Dr. Ralph Bunche, former high U.N. official and winner of the Nobel Peace Prize, spoke here during the 1970s.
The first African American elected President of the United States, Barack Obama, campaigned at Lycoming College in 2008 during a hard-fought primary fight with Hillary Clinton in Pennsylvania. Jesse Jackson also campaigned here in 1984 during his 1984 bid for the Democratic Presidential nomination.
In the performing arts, legendary jazz singer Ella Fitzgerald performed locally with the Chick Webb Band in 1937.
The great Louis “Satchmo” Armstrong performed here in 1957, and Duke Ellington and his band played here during the 1960s.
The Duke Ellington Orchestra appeared locally during the 1950s.
Ray Charles appeared twice during the 1990s. Motown great Smokey Robinson performed here in the early 2000s.
In sports, some of the best talents of the Negro Leagues saw action locally at Bowman Field, including Oscar Charleston, Buck Leonard, Satchel Paige, Josh Gibson, Leon Day, and Rube Foster, just to name a few.
The man many baseball historians regard as the greatest black pitcher of the 19th Century, George Stovey, came from Williamsport and is buried in Wildwood Cemetery.
Wilt Chamberlin played here with the Harlem Globetrotters in the late 1950s.
1936 Olympic track gold medalist Jesse Owens spoke here in 1972.
The always-colorful Muhammad Ali appeared at a boxing show at the old West Third Street Gym in February 1972.

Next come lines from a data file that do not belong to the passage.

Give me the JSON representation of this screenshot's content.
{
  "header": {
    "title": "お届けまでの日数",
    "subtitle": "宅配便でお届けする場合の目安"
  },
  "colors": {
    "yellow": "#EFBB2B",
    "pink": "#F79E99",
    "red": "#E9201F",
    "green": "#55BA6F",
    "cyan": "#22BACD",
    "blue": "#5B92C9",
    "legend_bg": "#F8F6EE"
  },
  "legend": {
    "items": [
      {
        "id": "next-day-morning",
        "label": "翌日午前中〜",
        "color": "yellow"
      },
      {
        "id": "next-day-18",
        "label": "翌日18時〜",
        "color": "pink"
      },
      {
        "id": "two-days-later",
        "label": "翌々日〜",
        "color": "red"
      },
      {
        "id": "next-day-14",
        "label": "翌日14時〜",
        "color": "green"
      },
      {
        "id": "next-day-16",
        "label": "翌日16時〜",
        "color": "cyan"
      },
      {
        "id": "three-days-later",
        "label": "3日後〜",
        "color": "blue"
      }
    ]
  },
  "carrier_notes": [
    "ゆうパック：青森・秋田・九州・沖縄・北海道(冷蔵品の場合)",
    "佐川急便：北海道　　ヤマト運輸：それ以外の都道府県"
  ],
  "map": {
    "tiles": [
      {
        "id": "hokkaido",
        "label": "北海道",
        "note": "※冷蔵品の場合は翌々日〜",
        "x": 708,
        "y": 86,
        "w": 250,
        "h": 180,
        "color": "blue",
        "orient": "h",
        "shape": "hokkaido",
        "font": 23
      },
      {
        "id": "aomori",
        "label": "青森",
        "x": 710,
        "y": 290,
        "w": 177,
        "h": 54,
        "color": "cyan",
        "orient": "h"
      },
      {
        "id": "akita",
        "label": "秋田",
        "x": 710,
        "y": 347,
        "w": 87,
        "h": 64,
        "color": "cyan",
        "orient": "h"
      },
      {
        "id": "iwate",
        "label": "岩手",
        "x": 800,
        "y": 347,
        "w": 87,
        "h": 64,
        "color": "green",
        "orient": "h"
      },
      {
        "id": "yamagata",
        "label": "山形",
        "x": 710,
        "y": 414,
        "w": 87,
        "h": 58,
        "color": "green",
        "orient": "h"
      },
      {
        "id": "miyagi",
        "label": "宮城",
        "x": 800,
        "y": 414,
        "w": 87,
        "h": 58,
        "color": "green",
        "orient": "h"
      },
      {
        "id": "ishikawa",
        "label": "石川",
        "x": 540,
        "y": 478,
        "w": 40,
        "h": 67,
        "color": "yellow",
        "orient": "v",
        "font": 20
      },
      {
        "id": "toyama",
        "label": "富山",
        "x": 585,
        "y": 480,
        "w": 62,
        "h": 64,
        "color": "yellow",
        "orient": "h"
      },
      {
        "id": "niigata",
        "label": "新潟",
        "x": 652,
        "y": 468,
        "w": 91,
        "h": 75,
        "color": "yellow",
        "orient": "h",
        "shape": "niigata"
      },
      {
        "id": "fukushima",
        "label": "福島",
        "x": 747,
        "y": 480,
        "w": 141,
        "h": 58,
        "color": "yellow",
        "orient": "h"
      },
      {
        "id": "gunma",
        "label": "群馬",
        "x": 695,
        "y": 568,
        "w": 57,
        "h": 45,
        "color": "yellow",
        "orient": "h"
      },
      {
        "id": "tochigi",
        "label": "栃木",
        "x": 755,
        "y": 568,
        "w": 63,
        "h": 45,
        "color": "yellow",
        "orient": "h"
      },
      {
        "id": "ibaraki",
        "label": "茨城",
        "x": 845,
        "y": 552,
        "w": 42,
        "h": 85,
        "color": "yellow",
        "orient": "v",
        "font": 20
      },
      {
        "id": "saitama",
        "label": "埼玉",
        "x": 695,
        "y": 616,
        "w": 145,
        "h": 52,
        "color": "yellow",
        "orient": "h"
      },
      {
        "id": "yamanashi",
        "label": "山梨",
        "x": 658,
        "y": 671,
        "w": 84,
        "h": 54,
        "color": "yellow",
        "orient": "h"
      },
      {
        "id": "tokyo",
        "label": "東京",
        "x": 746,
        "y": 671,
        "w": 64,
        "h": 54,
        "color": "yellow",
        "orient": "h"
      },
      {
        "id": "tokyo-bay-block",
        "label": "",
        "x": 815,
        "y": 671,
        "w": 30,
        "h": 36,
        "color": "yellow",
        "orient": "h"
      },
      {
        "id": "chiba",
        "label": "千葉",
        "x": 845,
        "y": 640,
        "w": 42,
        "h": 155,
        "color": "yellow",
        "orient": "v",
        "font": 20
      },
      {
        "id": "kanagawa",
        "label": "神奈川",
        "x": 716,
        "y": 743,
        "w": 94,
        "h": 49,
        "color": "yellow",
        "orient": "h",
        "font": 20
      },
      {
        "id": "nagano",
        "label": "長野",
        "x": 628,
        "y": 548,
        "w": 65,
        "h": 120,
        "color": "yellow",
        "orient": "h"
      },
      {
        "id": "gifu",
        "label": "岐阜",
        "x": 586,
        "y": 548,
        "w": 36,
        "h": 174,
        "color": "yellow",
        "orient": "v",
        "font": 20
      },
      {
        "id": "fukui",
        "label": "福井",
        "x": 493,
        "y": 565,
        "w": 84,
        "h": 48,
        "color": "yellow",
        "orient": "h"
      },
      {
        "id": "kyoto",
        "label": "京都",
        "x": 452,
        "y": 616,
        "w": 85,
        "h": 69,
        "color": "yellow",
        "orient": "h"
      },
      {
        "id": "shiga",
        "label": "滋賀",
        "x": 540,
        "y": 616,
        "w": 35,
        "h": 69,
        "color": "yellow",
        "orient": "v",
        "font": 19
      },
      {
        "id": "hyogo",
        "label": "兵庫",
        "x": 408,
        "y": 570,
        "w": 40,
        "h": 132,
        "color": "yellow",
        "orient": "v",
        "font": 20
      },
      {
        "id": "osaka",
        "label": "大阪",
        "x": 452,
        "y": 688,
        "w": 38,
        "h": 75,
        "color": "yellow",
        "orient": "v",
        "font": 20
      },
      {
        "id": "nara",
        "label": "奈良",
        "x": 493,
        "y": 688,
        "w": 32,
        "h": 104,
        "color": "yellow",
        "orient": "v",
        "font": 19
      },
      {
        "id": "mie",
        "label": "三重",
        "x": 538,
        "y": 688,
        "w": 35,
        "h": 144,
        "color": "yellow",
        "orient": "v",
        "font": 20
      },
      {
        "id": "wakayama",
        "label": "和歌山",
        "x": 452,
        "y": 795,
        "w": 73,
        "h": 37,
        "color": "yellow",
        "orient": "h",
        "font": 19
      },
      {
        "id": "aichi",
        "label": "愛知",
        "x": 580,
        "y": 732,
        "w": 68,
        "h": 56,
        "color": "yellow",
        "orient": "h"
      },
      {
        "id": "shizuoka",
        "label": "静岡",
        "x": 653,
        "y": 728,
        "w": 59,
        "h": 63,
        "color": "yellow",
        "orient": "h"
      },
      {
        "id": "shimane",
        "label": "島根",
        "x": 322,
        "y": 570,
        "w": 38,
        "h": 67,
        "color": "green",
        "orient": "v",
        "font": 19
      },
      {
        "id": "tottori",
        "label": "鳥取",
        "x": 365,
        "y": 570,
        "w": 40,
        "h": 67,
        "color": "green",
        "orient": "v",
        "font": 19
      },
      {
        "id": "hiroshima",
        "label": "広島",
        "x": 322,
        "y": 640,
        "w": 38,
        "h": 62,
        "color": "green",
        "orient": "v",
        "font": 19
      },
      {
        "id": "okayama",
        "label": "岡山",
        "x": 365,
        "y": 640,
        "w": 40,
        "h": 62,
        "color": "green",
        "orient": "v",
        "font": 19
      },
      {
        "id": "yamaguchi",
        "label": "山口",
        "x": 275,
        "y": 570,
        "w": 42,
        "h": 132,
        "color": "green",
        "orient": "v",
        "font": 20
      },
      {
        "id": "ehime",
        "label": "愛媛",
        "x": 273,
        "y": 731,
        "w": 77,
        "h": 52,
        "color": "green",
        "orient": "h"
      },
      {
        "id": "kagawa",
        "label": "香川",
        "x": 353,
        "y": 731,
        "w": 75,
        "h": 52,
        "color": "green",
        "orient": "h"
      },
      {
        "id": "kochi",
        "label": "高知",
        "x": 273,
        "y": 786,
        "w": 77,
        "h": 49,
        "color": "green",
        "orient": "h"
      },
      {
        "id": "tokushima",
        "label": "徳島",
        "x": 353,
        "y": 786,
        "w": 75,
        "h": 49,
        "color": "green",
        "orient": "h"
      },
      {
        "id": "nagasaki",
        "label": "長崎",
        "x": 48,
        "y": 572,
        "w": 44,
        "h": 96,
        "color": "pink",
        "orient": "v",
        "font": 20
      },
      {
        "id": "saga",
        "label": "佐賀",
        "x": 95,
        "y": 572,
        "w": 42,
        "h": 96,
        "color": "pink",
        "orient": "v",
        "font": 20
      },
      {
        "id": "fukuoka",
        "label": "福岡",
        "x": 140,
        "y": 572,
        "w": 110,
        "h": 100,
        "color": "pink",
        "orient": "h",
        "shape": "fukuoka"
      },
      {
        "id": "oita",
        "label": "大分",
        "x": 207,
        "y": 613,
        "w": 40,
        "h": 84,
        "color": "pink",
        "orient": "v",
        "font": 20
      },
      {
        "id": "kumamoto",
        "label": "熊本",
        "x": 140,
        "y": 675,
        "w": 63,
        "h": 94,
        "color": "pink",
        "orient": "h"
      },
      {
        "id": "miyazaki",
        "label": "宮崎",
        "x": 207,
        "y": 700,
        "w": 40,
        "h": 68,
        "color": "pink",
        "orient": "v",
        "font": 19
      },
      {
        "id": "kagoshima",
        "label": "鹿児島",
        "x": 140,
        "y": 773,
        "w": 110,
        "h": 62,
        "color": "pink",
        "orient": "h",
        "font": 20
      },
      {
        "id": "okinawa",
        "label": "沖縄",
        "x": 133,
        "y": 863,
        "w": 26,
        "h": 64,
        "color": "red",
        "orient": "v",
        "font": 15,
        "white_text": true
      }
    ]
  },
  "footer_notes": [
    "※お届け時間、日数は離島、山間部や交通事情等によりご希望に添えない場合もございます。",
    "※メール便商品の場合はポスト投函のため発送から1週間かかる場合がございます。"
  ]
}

Former Heavyweight Champion Jersey Joe Walcott spoke here in the early 1970s.
In recent years, African Americans have continued breaking down barriers and recording milestones. In 2020, Derek Slaughter became the first African American Mayor of Williamsport. And just this year, Patrick Wilson became the first African American President and CEO of Little League International Inc.
I was reminded of the dignity and strength of the African American community last week when I attended the funeral of Barbara Moore Allen, a beloved and active member of the local African American community.
I am sure I may have missed some distinguished persons or persons who might have appeared over the years, but I hope this gives you some flavor of the caliber of people who have come here over the years.
I also hope that I have been able to show how deeply ingrained African Americans have been into the social, civic, and historical fiber of Lycoming County over the years. If any of you have any information about any additional information about local African American history, please let us know.